La “mística” se manifiesta también en el hondo espíritu de comunión eclesial que anima a la Acción Católica Argentina, expresado en el amor al Papa y fidelidad al Magisterio, en la disponibilidad a la colaboración con el ministerio pastoral de los obispos para la realización del fin general de la Iglesia, en la diocesaneidad y parroquialidad como notas distintivas de su estructuración eclesial, y en la colaboración con las distintas asociaciones, obras o grupos de apostolado católico.

La formación de las conciencias, a modo de discipulado cristiano en un itinerario gradual y permanente para todas las etapas de la vida, es otra nota de la Acción Católica que fortalece la mística institucional.

La formación se ordena a la acción apostólica, como renovado ardor misionero frente a los desafíos de la hora presente: se trata de “verlo, juzgarlo y hacerlo todo a la luz de la fe, formarse y perfeccionarse a sí mismos por la acción con los otros y a entrar así en el servicio laborioso de la Iglesia” (AA 29).

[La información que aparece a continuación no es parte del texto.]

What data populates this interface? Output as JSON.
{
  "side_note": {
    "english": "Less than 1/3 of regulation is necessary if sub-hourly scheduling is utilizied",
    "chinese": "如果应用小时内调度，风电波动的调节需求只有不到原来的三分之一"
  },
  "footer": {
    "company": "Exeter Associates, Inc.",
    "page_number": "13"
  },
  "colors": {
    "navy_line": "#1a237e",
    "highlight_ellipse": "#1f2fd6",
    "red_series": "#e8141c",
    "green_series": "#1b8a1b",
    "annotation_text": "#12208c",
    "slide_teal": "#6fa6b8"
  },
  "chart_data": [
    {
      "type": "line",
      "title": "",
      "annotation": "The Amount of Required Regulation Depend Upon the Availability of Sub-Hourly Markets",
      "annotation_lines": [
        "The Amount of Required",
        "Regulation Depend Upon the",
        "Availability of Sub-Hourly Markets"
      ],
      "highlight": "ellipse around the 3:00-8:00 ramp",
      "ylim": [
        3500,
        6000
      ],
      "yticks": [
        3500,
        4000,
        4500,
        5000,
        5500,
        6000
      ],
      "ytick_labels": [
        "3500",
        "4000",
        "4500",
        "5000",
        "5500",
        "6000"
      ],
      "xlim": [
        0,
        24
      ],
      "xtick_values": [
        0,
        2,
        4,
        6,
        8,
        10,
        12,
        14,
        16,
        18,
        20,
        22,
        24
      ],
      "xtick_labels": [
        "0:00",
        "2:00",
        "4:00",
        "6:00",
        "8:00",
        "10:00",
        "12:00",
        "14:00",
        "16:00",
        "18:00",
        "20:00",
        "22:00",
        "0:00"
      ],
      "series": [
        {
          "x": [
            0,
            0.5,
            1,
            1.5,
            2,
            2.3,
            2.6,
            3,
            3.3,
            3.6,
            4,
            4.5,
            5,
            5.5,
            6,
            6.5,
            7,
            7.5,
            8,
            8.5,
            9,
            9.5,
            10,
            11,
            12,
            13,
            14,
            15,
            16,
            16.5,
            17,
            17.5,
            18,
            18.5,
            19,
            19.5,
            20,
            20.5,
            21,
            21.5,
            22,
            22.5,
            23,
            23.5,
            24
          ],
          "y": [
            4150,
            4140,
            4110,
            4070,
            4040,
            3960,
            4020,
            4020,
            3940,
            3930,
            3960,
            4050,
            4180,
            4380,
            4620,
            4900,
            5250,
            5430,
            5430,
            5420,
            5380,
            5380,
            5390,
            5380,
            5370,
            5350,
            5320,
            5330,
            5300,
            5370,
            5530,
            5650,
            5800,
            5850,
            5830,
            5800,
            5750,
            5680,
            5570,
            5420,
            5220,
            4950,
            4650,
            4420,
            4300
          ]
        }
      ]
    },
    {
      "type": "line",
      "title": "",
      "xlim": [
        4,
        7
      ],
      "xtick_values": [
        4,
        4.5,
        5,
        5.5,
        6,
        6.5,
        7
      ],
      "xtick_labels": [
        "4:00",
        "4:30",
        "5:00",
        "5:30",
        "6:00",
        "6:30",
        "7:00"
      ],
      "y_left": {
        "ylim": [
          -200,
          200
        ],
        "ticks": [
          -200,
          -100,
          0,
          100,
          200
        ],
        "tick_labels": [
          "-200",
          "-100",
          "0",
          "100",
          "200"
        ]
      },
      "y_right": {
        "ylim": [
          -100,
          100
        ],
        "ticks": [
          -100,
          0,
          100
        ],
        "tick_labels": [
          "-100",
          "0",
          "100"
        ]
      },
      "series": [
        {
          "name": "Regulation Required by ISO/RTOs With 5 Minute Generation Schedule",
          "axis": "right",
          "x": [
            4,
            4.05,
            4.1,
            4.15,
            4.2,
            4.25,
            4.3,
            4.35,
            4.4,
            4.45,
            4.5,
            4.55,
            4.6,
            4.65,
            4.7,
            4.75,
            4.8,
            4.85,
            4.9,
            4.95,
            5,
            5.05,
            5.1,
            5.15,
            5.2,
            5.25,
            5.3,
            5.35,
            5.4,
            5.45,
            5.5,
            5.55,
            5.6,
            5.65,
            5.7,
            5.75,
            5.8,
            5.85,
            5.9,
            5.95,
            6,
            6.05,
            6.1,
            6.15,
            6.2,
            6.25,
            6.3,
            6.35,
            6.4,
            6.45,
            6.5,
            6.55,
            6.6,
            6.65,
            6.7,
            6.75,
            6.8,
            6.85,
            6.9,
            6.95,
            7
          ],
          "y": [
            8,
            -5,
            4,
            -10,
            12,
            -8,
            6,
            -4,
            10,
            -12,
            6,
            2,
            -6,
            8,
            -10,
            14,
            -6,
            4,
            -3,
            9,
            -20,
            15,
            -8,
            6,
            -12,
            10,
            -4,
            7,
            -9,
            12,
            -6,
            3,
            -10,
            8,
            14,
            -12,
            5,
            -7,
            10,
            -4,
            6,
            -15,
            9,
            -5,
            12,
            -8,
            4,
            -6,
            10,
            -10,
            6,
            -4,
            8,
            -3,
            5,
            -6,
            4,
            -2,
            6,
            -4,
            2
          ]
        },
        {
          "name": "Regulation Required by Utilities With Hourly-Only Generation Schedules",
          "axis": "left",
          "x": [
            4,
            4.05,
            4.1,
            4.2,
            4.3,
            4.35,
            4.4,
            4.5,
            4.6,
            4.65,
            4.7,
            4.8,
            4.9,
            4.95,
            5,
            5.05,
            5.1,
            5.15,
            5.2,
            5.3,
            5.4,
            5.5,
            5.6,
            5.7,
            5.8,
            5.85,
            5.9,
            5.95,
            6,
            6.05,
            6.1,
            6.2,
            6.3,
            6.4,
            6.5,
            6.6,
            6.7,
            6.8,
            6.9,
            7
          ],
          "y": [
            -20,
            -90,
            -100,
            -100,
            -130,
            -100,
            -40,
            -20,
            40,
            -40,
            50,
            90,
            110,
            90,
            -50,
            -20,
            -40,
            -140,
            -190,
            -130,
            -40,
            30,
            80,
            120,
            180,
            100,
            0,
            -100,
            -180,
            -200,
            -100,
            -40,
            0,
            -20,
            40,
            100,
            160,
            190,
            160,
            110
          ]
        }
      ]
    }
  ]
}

La Acción Católica Argentina vive el acontecimiento de su 75° aniversario como un tiempo jubilar que procura reafirmar su identidad eclesial y afianzar la vocación particular de cuántos en ella han asumido un estilo de vida personal y comunitario de santidad, comunión, formación cristiana y compromiso apostólico marcado por su carisma institucional. La memoria de los 75 años de vida institucional invita a una renovada docilidad a los dones del Espíritu Santo y a acoger con gratitud obediente el carisma apostólico asociativo que sigue suscitando para el bien de toda la Iglesia.